XXI. À l’égard de la guerre on a déjà remarqué[1] qu’il ne parle point de celle dans laquelle on était engagé. Mais dans ses réflexions vagues, générales, et chimériques, il recommande de taxer tous les fiefs des gentilshommes, pour enrôler et soudoyer la noblesse ; il veut que tout gentilhomme soit forcé de servir à l’âge de vingt ans ; qu’on ne prenne les roturiers, dans la cavalerie, qu’à l’âge de vingt-cinq ; que les vivres ne soient confiés qu’à gens de qualité ; qu’on lève cent hommes quand on veut en avoir cinquante, et cela apparemment pour qu’il en coûte le double en engagements et en habits.
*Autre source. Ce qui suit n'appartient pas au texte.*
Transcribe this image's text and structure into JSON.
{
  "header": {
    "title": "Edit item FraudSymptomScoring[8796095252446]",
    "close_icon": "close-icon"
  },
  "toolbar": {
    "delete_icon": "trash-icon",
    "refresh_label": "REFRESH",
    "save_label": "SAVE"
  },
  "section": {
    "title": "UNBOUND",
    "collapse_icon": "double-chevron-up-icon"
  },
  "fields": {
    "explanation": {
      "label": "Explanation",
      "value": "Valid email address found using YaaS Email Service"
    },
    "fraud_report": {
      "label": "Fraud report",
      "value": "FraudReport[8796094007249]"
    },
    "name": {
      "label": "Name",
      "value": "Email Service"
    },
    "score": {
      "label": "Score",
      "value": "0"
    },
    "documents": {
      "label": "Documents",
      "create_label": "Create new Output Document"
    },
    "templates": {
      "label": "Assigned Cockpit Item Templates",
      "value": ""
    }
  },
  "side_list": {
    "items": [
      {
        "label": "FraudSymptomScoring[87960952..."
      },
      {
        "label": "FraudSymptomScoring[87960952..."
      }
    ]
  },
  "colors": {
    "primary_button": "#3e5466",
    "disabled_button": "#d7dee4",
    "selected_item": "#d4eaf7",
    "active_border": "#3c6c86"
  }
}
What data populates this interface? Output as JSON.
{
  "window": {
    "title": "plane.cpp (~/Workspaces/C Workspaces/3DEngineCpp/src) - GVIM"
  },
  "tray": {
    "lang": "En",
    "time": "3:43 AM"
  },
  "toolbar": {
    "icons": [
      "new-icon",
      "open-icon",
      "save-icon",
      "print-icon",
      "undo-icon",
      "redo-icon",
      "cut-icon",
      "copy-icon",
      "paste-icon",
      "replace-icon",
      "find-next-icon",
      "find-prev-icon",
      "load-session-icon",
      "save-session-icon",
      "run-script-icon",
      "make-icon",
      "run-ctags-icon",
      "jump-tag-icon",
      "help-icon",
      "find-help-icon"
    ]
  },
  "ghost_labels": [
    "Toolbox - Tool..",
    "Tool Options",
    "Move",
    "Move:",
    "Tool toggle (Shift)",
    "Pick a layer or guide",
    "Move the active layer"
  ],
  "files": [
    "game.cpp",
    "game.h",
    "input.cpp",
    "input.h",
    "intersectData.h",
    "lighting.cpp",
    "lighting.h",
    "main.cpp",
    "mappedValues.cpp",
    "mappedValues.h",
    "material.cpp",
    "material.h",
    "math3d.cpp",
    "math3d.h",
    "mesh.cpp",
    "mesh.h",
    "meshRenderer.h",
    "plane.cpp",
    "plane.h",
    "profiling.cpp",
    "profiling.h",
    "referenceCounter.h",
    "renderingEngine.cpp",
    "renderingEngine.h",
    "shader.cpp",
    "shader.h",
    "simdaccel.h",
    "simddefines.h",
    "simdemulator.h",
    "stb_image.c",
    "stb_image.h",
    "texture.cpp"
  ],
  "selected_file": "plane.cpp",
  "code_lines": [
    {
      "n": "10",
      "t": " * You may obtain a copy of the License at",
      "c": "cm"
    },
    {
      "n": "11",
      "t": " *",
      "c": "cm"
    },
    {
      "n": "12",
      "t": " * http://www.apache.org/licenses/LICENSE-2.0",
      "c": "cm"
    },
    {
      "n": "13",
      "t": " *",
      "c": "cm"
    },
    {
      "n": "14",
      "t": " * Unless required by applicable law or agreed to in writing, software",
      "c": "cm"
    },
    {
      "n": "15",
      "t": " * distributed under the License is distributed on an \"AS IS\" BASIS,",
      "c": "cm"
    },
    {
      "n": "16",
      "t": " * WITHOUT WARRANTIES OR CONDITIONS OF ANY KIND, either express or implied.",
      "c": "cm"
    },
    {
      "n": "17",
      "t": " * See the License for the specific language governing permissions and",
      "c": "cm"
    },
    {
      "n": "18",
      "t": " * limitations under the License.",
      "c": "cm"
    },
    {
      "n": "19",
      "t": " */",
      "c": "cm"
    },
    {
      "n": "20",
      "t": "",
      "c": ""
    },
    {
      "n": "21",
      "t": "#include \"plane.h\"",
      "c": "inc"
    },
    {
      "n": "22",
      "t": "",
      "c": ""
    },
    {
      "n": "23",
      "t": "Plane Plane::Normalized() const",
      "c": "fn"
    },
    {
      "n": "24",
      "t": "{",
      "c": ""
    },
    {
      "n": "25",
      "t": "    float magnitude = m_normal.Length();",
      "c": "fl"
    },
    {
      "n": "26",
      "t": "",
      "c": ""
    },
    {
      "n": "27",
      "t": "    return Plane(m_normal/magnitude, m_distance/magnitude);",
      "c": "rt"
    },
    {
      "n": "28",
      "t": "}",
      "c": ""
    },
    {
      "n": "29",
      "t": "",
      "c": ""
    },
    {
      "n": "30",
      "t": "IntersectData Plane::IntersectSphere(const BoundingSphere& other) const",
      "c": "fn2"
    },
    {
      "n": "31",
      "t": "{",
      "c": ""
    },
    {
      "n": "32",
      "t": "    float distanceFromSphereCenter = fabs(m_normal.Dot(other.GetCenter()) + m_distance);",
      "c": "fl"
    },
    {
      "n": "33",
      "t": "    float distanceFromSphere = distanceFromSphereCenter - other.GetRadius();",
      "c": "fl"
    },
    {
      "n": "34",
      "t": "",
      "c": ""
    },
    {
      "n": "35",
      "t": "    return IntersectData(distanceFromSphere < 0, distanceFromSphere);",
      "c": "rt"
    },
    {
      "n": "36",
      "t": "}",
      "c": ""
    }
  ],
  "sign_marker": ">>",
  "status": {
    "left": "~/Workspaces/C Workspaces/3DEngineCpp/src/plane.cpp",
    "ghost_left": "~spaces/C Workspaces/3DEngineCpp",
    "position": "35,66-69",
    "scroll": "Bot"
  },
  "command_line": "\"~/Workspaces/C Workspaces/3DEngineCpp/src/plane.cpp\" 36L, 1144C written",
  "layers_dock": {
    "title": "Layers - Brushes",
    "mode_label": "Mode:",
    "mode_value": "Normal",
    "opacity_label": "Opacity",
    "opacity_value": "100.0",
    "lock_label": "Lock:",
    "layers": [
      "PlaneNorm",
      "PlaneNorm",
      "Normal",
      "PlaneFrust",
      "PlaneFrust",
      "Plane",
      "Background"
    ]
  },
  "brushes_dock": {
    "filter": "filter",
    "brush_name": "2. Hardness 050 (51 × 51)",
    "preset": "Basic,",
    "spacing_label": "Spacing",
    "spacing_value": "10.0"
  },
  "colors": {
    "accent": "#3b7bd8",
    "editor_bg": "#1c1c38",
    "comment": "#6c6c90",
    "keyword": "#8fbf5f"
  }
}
Quel projet pour un ministre ! En vérité l’idée d’enrôler la noblesse de France, et de faire payer la taille au parlement, peut-elle partir d’une autre tête que de celle d’un de ces faiseurs de projets qui dans leur oisiveté se mettent à gouverner l’Europe ? Dans le même chapitre neuvième, il traite de la marine ; il parle doctement des grands périls de la navigation d’Espagne en Italie, et d’Italie en Espagne, lesquels n’existent pas plus que ceux de Charybde et de Scylla : il prétend que « la seule Provence a beaucoup plus de ports grands et assurés que l’Espagne et l’Italie tout ensemble » ; hyperbole qui ferait soupçonner que le livre serait d’un Provençal qui ne connaîtrait que Toulon et Marseille, plutôt que d’un homme d’État qui connaissait l’Europe.

Voilà une partie des chimères qu’un politique clandestin a mises sous le nom d’un grand ministre, avec cent fois moins de discrétion que l’abbé de Saint-Pierre n’en a montré, quand il a voulu attribuer une partie de ses idées politiques au duc de Bourgogne.

  1. Paragraphe VII, page 446.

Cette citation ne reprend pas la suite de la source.